According to an independent study conducted by Fairfield Research, Inc., 18.0 million workers regularly made corporate purchases based on seeing an ad run in a trade publication, and those corporate purchases generated $110.2 Billion in sales revenue for trade-publication advertisers in 2000.

Fairfield CEO, Gary Gabelhouse explained the study's methodology, "We surveyed by telephone a nationally representative sample of adult workers and determined the incidence of corporate buying spurred by a trade-publication ad. We then surveyed the respondents as to the frequency of their acknowledged, ad-driven buying and the dollar volume spent on those goods and services. By projecting from U.S. Census data, we can determine quite accurately the ad-driven, B2B sales volume month-by-month and for the year."

Gabelhouse continued, saying, "We have basically quantified the economic value or GNP of trade-publication advertising in the year 2000 at $110.2 Billion. Knowing that, and by factoring in industry figures on advertising revenues we estimate the return on investment (ROI) of trade-publication advertising in 2000 to be about twelve-to-one. On average, advertisers in 2000 realized an estimated twelve dollars in B2B sales for every one dollar they invested in trade-publication advertising."

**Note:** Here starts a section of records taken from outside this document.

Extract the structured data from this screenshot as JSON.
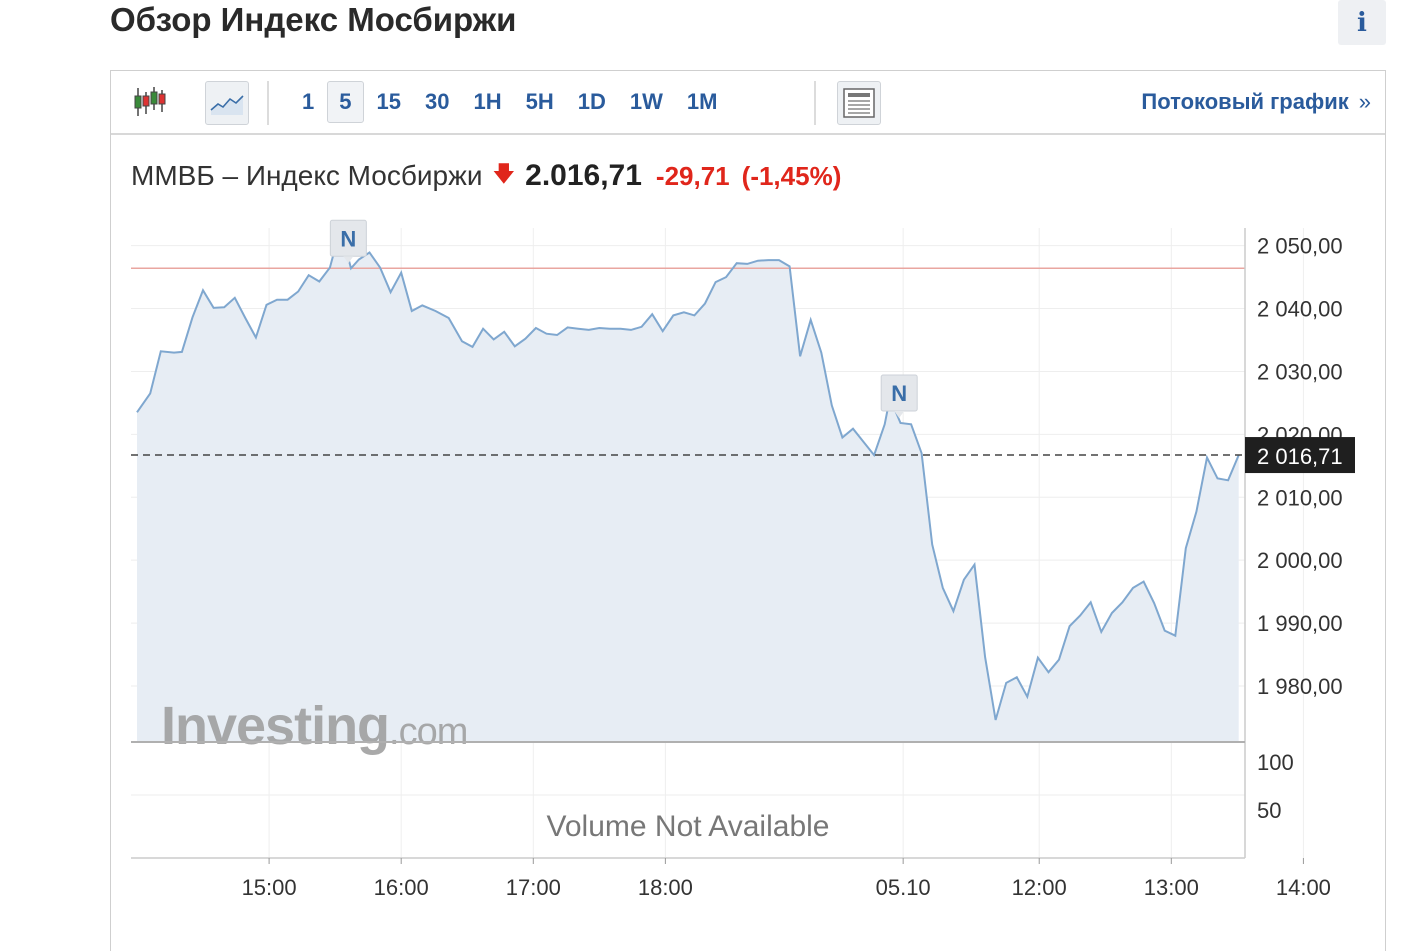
{
  "page": {
    "title": "Обзор Индекс Мосбиржи",
    "info_label": "i"
  },
  "toolbar": {
    "intervals": [
      "1",
      "5",
      "15",
      "30",
      "1H",
      "5H",
      "1D",
      "1W",
      "1M"
    ],
    "active_interval": "5",
    "streaming_label": "Потоковый график",
    "streaming_chevron": "»"
  },
  "quote": {
    "name": "ММВБ – Индекс Мосбиржи",
    "direction": "down",
    "last": "2.016,71",
    "change": "-29,71",
    "change_pct": "(-1,45%)",
    "down_color": "#e0261b"
  },
  "chart_data": {
    "type": "area",
    "y_tick_labels": [
      "2 050,00",
      "2 040,00",
      "2 030,00",
      "2 020,00",
      "2 010,00",
      "2 000,00",
      "1 990,00",
      "1 980,00"
    ],
    "y_ticks": [
      2050,
      2040,
      2030,
      2020,
      2010,
      2000,
      1990,
      1980
    ],
    "ylim": [
      1971.1,
      2052.8
    ],
    "current_value": 2016.71,
    "current_label": "2 016,71",
    "reference_value": 2046.4,
    "x_tick_labels": [
      "15:00",
      "16:00",
      "17:00",
      "18:00",
      "05.10",
      "12:00",
      "13:00",
      "14:00"
    ],
    "x_tick_times": [
      1.0,
      2.0,
      3.0,
      4.0,
      5.8,
      6.83,
      7.83,
      8.83
    ],
    "xlim": [
      0.0,
      8.35
    ],
    "series": [
      {
        "x": [
          0.0,
          0.1,
          0.18,
          0.28,
          0.34,
          0.42,
          0.5,
          0.58,
          0.66,
          0.74,
          0.82,
          0.9,
          0.98,
          1.06,
          1.14,
          1.22,
          1.3,
          1.38,
          1.46,
          1.54,
          1.62,
          1.68,
          1.76,
          1.84,
          1.92,
          2.0,
          2.08,
          2.16,
          2.26,
          2.36,
          2.46,
          2.54,
          2.62,
          2.7,
          2.78,
          2.86,
          2.94,
          3.02,
          3.1,
          3.18,
          3.26,
          3.34,
          3.42,
          3.5,
          3.58,
          3.66,
          3.74,
          3.82,
          3.9,
          3.98,
          4.06,
          4.14,
          4.22,
          4.3,
          4.38,
          4.46,
          4.54,
          4.62,
          4.7,
          4.78,
          4.86,
          4.94,
          5.02,
          5.1,
          5.18,
          5.26,
          5.34,
          5.42,
          5.5,
          5.58,
          5.66,
          5.7,
          5.78,
          5.86,
          5.94,
          6.02,
          6.1,
          6.18,
          6.26,
          6.34,
          6.42,
          6.5,
          6.58,
          6.66,
          6.74,
          6.82,
          6.9,
          6.98,
          7.06,
          7.14,
          7.22,
          7.3,
          7.38,
          7.46,
          7.54,
          7.62,
          7.7,
          7.78,
          7.86,
          7.94,
          8.02,
          8.1,
          8.18,
          8.26,
          8.34
        ],
        "values": [
          2023.5,
          2026.5,
          2033.2,
          2033.0,
          2033.1,
          2038.6,
          2042.9,
          2040.1,
          2040.2,
          2041.7,
          2038.5,
          2035.4,
          2040.6,
          2041.4,
          2041.4,
          2042.7,
          2045.3,
          2044.3,
          2046.5,
          2052.7,
          2046.4,
          2047.8,
          2048.9,
          2046.5,
          2042.6,
          2045.7,
          2039.6,
          2040.5,
          2039.6,
          2038.5,
          2034.8,
          2033.9,
          2036.8,
          2035.1,
          2036.3,
          2034.0,
          2035.2,
          2036.9,
          2036.0,
          2035.8,
          2037.0,
          2036.8,
          2036.6,
          2036.9,
          2036.8,
          2036.8,
          2036.6,
          2037.1,
          2039.1,
          2036.4,
          2038.9,
          2039.4,
          2038.9,
          2040.8,
          2044.2,
          2045.0,
          2047.2,
          2047.1,
          2047.6,
          2047.7,
          2047.7,
          2046.7,
          2032.4,
          2038.2,
          2033.0,
          2024.6,
          2019.5,
          2020.9,
          2018.8,
          2016.7,
          2021.6,
          2025.8,
          2021.8,
          2021.6,
          2017.0,
          2002.5,
          1995.6,
          1991.9,
          1996.9,
          1999.3,
          1984.6,
          1974.6,
          1980.5,
          1981.4,
          1978.3,
          1984.5,
          1982.2,
          1984.2,
          1989.5,
          1991.2,
          1993.3,
          1988.6,
          1991.6,
          1993.3,
          1995.6,
          1996.6,
          1993.2,
          1988.8,
          1988.0,
          2001.9,
          2007.7,
          2016.3,
          2013.0,
          2012.7,
          2016.7
        ]
      }
    ],
    "news_markers": [
      {
        "label": "N",
        "x": 1.6
      },
      {
        "label": "N",
        "x": 5.77
      }
    ],
    "volume": {
      "message": "Volume Not Available",
      "y_tick_labels": [
        "100",
        "50"
      ]
    },
    "watermark": {
      "brand": "Investing",
      "suffix": ".com"
    },
    "line_color": "#7fa7cf",
    "fill_color": "#e7edf4",
    "reference_color": "#e9a6a0",
    "grid": true
  }
}
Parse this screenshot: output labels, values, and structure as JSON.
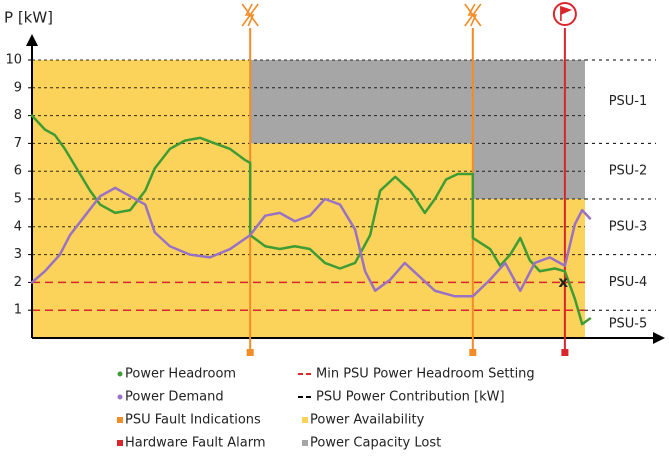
{
  "chart_data": {
    "type": "line",
    "ylabel": "P [kW]",
    "xlim": [
      0,
      100
    ],
    "ylim": [
      0,
      10
    ],
    "yticks": [
      1,
      2,
      3,
      4,
      5,
      6,
      7,
      8,
      9,
      10
    ],
    "series": [
      {
        "name": "Power Headroom",
        "color": "#3f9c35",
        "x": [
          0,
          2.3,
          4.1,
          5.9,
          7.7,
          10.4,
          12.2,
          14.9,
          17.6,
          20.3,
          22.0,
          24.7,
          27.4,
          30.1,
          32.8,
          35.5,
          38.2,
          39.1,
          39.1,
          41.8,
          44.4,
          47.1,
          49.8,
          52.5,
          55.2,
          57.9,
          60.6,
          62.4,
          65.1,
          67.8,
          70.4,
          72.2,
          74.2,
          76.3,
          79.0,
          79.0,
          82.1,
          83.9,
          85.7,
          87.5,
          89.2,
          91.0,
          93.7,
          95.5,
          97.3,
          98.6,
          100
        ],
        "values": [
          8.0,
          7.5,
          7.3,
          6.8,
          6.2,
          5.3,
          4.8,
          4.5,
          4.6,
          5.3,
          6.1,
          6.8,
          7.1,
          7.2,
          7.0,
          6.8,
          6.4,
          6.3,
          3.7,
          3.3,
          3.2,
          3.3,
          3.2,
          2.7,
          2.5,
          2.7,
          3.7,
          5.3,
          5.8,
          5.3,
          4.5,
          5.0,
          5.7,
          5.9,
          5.9,
          3.6,
          3.2,
          2.6,
          3.0,
          3.6,
          2.8,
          2.4,
          2.5,
          2.4,
          1.4,
          0.5,
          0.7
        ]
      },
      {
        "name": "Power Demand",
        "color": "#9a72c4",
        "x": [
          0,
          2.3,
          5.0,
          6.8,
          9.5,
          12.2,
          14.9,
          17.6,
          20.3,
          22.0,
          24.7,
          28.3,
          31.9,
          35.5,
          39.1,
          41.8,
          44.4,
          47.1,
          49.8,
          52.5,
          55.2,
          57.9,
          59.7,
          61.5,
          64.2,
          66.8,
          69.5,
          72.2,
          75.8,
          79.0,
          82.1,
          84.8,
          87.5,
          90.1,
          92.8,
          95.5,
          97.3,
          98.6,
          100
        ],
        "values": [
          2.0,
          2.4,
          3.0,
          3.7,
          4.4,
          5.1,
          5.4,
          5.1,
          4.8,
          3.8,
          3.3,
          3.0,
          2.9,
          3.2,
          3.7,
          4.4,
          4.5,
          4.2,
          4.4,
          5.0,
          4.8,
          3.9,
          2.4,
          1.7,
          2.1,
          2.7,
          2.2,
          1.7,
          1.5,
          1.5,
          2.1,
          2.7,
          1.7,
          2.7,
          2.9,
          2.6,
          4.1,
          4.6,
          4.3
        ]
      }
    ],
    "psu_faults": {
      "name": "PSU Fault Indications",
      "color": "#f28c28",
      "x": [
        39.1,
        79.0
      ]
    },
    "alarm": {
      "name": "Hardware Fault Alarm",
      "color": "#d9262c",
      "x": [
        95.5
      ]
    },
    "min_headroom": {
      "name": "Min PSU Power Headroom Setting",
      "color": "#d9262c",
      "values": [
        2,
        1
      ]
    },
    "contribution": {
      "name": "PSU Power Contribution [kW]",
      "color": "#000000",
      "values": [
        10,
        9,
        8,
        7,
        6,
        5,
        4,
        3
      ]
    },
    "availability": {
      "name": "Power Availability",
      "color": "#fbd35a",
      "text_color": "#fde48a",
      "regions": [
        {
          "x": [
            0,
            39.1
          ],
          "range": [
            0,
            10
          ]
        },
        {
          "x": [
            39.1,
            79.0
          ],
          "range": [
            0,
            7
          ]
        },
        {
          "x": [
            79.0,
            99.1
          ],
          "range": [
            0,
            5
          ]
        }
      ]
    },
    "capacity_lost": {
      "name": "Power Capacity Lost",
      "color": "#a6a6a6",
      "regions": [
        {
          "x": [
            39.1,
            99.1
          ],
          "range": [
            7,
            10
          ]
        },
        {
          "x": [
            79.0,
            99.1
          ],
          "range": [
            5,
            7
          ]
        }
      ]
    },
    "psus": [
      {
        "name": "PSU-1",
        "range": [
          7,
          10
        ]
      },
      {
        "name": "PSU-2",
        "range": [
          5,
          7
        ]
      },
      {
        "name": "PSU-3",
        "range": [
          3,
          5
        ]
      },
      {
        "name": "PSU-4",
        "range": [
          1,
          3
        ]
      },
      {
        "name": "PSU-5",
        "range": [
          0,
          1
        ]
      }
    ],
    "annotations": [
      {
        "text": "x",
        "x": 95.2,
        "y": 2.0
      }
    ]
  }
}
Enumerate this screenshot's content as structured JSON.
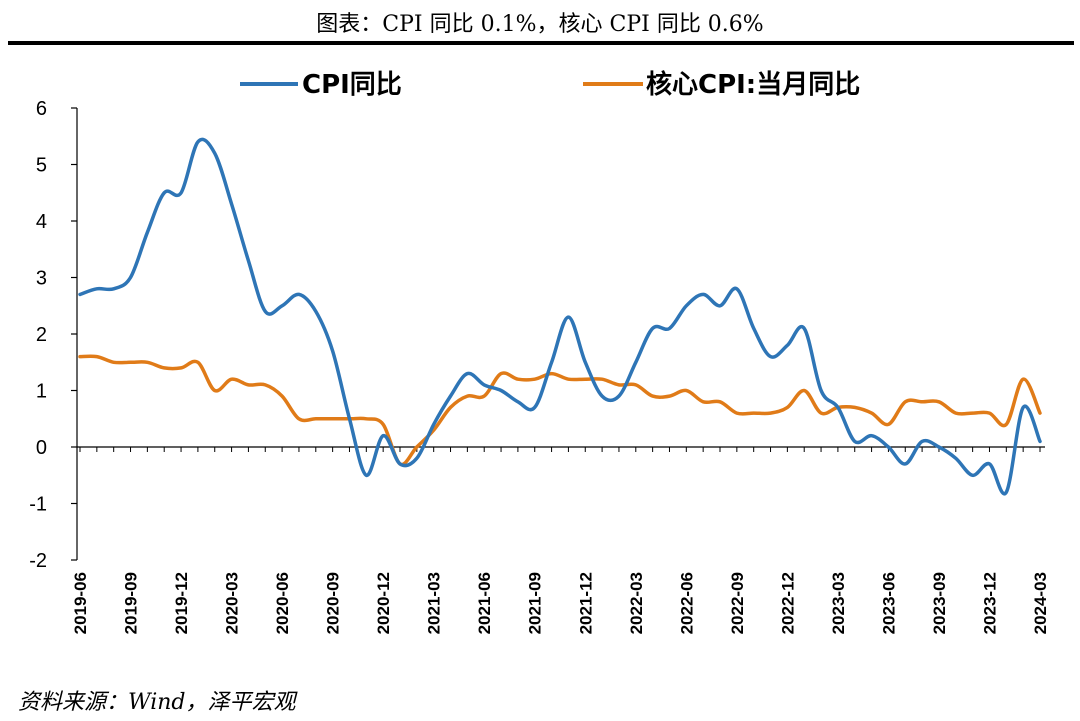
{
  "chart_data": {
    "type": "line",
    "title": "图表：CPI 同比 0.1%，核心 CPI 同比 0.6%",
    "xlabel": "",
    "ylabel": "",
    "ylim": [
      -2,
      6
    ],
    "yticks": [
      -2,
      -1,
      0,
      1,
      2,
      3,
      4,
      5,
      6
    ],
    "grid": false,
    "legend_position": "top",
    "x_tick_labels": [
      "2019-06",
      "2019-09",
      "2019-12",
      "2020-03",
      "2020-06",
      "2020-09",
      "2020-12",
      "2021-03",
      "2021-06",
      "2021-09",
      "2021-12",
      "2022-03",
      "2022-06",
      "2022-09",
      "2022-12",
      "2023-03",
      "2023-06",
      "2023-09",
      "2023-12",
      "2024-03"
    ],
    "x": [
      "2019-06",
      "2019-07",
      "2019-08",
      "2019-09",
      "2019-10",
      "2019-11",
      "2019-12",
      "2020-01",
      "2020-02",
      "2020-03",
      "2020-04",
      "2020-05",
      "2020-06",
      "2020-07",
      "2020-08",
      "2020-09",
      "2020-10",
      "2020-11",
      "2020-12",
      "2021-01",
      "2021-02",
      "2021-03",
      "2021-04",
      "2021-05",
      "2021-06",
      "2021-07",
      "2021-08",
      "2021-09",
      "2021-10",
      "2021-11",
      "2021-12",
      "2022-01",
      "2022-02",
      "2022-03",
      "2022-04",
      "2022-05",
      "2022-06",
      "2022-07",
      "2022-08",
      "2022-09",
      "2022-10",
      "2022-11",
      "2022-12",
      "2023-01",
      "2023-02",
      "2023-03",
      "2023-04",
      "2023-05",
      "2023-06",
      "2023-07",
      "2023-08",
      "2023-09",
      "2023-10",
      "2023-11",
      "2023-12",
      "2024-01",
      "2024-02",
      "2024-03"
    ],
    "series": [
      {
        "name": "CPI同比",
        "color": "#2e75b6",
        "values": [
          2.7,
          2.8,
          2.8,
          3.0,
          3.8,
          4.5,
          4.5,
          5.4,
          5.2,
          4.3,
          3.3,
          2.4,
          2.5,
          2.7,
          2.4,
          1.7,
          0.5,
          -0.5,
          0.2,
          -0.3,
          -0.2,
          0.4,
          0.9,
          1.3,
          1.1,
          1.0,
          0.8,
          0.7,
          1.5,
          2.3,
          1.5,
          0.9,
          0.9,
          1.5,
          2.1,
          2.1,
          2.5,
          2.7,
          2.5,
          2.8,
          2.1,
          1.6,
          1.8,
          2.1,
          1.0,
          0.7,
          0.1,
          0.2,
          0.0,
          -0.3,
          0.1,
          0.0,
          -0.2,
          -0.5,
          -0.3,
          -0.8,
          0.7,
          0.1
        ]
      },
      {
        "name": "核心CPI:当月同比",
        "color": "#e07b18",
        "values": [
          1.6,
          1.6,
          1.5,
          1.5,
          1.5,
          1.4,
          1.4,
          1.5,
          1.0,
          1.2,
          1.1,
          1.1,
          0.9,
          0.5,
          0.5,
          0.5,
          0.5,
          0.5,
          0.4,
          -0.3,
          0.0,
          0.3,
          0.7,
          0.9,
          0.9,
          1.3,
          1.2,
          1.2,
          1.3,
          1.2,
          1.2,
          1.2,
          1.1,
          1.1,
          0.9,
          0.9,
          1.0,
          0.8,
          0.8,
          0.6,
          0.6,
          0.6,
          0.7,
          1.0,
          0.6,
          0.7,
          0.7,
          0.6,
          0.4,
          0.8,
          0.8,
          0.8,
          0.6,
          0.6,
          0.6,
          0.4,
          1.2,
          0.6
        ]
      }
    ]
  },
  "source": "资料来源：Wind，泽平宏观"
}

Gordon T. Hughes II, President/CEO of American Business Media said, "This study goes a long way to answer the media buyers' question of, 'What do I get for advertising in trade publications?' We now have a national benchmark of ad-driven sales and can track that for our members just as we track other industry vital signs. As well, advertising executives at our members' clients can readily justify their buys with hard figures. Based on this study, their average cost-of-sale is only 8%."

The study results and projections were based on U.S. Census data and have a maximum error range of 3.1 percentage points at the 95% confidence level.